Chucky’s face was a mess but it was the gunshot to his chest that had done him in. I knew who did it as soon as I saw all of Chucky’s front teeth missing and the gun shot to his left knee. 

                The thought of Tommy with a gun and angry at me for hunting him down didn’t sit right with me.  I really didn’t want to go up against him.  He’d know now that my bosses wanted him.  He’d be dangerous, driven into a corner.  I thought about dropping it, getting out of town, but my bosses had a long reach and the thought of Tommy coming for me would haunt all the shadows.  It cleared things right up. 

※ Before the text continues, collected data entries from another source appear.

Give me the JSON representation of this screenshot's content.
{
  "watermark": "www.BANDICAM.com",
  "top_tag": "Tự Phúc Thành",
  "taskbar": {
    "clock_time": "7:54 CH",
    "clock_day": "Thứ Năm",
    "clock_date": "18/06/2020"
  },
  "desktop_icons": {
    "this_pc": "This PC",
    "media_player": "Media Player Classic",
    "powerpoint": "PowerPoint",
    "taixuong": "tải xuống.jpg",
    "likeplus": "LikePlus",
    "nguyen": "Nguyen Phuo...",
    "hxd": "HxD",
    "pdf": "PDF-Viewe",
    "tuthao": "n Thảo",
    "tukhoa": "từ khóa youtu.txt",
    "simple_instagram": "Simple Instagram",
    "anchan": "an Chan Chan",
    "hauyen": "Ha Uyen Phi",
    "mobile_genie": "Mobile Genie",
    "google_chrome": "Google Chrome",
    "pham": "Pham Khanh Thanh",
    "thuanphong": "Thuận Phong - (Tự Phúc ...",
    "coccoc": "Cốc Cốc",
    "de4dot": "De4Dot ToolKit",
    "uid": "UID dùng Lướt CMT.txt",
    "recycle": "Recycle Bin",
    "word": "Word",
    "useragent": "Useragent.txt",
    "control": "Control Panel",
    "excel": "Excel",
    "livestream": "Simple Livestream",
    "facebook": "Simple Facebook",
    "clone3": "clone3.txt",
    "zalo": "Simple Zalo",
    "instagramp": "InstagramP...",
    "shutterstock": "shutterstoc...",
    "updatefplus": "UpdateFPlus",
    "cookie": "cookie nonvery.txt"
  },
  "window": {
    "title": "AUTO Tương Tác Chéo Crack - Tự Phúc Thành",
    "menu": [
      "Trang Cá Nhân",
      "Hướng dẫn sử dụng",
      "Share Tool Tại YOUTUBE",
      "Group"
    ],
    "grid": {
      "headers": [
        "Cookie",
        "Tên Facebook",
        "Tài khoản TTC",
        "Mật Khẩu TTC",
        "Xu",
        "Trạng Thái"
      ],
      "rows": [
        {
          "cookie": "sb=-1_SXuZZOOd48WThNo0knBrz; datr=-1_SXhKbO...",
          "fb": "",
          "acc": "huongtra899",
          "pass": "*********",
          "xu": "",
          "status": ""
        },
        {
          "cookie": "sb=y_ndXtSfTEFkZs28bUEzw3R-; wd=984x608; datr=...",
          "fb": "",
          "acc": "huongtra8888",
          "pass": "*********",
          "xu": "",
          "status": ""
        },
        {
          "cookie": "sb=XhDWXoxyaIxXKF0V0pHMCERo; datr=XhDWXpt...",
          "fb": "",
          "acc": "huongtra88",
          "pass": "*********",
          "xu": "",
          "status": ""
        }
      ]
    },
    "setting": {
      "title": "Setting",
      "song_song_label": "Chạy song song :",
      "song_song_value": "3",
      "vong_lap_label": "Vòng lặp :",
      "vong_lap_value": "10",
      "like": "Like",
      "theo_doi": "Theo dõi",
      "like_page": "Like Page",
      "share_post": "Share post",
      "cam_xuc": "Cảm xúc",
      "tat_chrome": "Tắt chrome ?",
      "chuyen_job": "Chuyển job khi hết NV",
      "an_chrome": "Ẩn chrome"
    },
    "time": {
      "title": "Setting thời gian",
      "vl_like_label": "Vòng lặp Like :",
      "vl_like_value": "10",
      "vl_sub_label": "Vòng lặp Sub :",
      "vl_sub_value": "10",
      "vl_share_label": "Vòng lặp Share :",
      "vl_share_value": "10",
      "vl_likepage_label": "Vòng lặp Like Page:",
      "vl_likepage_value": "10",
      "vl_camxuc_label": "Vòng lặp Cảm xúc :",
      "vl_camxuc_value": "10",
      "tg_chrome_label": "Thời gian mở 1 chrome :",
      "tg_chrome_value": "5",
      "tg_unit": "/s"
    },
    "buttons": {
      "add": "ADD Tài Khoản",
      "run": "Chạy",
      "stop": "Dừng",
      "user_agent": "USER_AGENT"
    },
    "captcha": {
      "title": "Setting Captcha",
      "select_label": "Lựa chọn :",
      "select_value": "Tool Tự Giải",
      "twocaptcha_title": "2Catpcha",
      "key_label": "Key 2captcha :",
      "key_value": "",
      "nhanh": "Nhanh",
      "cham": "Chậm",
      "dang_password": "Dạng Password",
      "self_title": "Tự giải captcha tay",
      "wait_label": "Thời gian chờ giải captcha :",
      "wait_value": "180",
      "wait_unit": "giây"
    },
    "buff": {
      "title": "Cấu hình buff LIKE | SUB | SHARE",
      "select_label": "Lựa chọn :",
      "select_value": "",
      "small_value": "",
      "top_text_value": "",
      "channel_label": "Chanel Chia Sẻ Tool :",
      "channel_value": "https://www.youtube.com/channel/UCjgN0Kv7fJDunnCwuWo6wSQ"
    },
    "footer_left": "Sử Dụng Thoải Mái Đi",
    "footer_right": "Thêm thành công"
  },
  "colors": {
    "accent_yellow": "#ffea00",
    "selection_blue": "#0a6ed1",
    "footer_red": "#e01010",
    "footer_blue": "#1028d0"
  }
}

                If Tommy had one weakness it was his Mom.  She’d had six kids but Tommy was the one she loved the most.  The one she still called her baby.  Tommy’s father had been her one and first true love.  He’d died in a mine accident when Tommy had been four.  Maybe if he’d stayed alive Tommy would’ve turned out different, maybe not.  I went to her place, it was the same place she’d lived when we were kids but then a lot of the old neighborhood was like that.  Her flat was old and worn, just like her.  She hadn’t wanted to rat out her baby but a few slaps and the flash of a gun had her calling him. 
                He showed up an hour later.  He walked in with that Tommy smirk on his face.  He had a pistol in his fist.  I had a cut down twelve gauge pointed at his chest.  He smiled, there was no mirth there.  He told me he didn’t think I was so chicken-shit that I’d use his mom to get to him.  It was in that lazy drawl he liked.  I told him I didn’t think I was so chicken-shit to use a twelve gauge on him.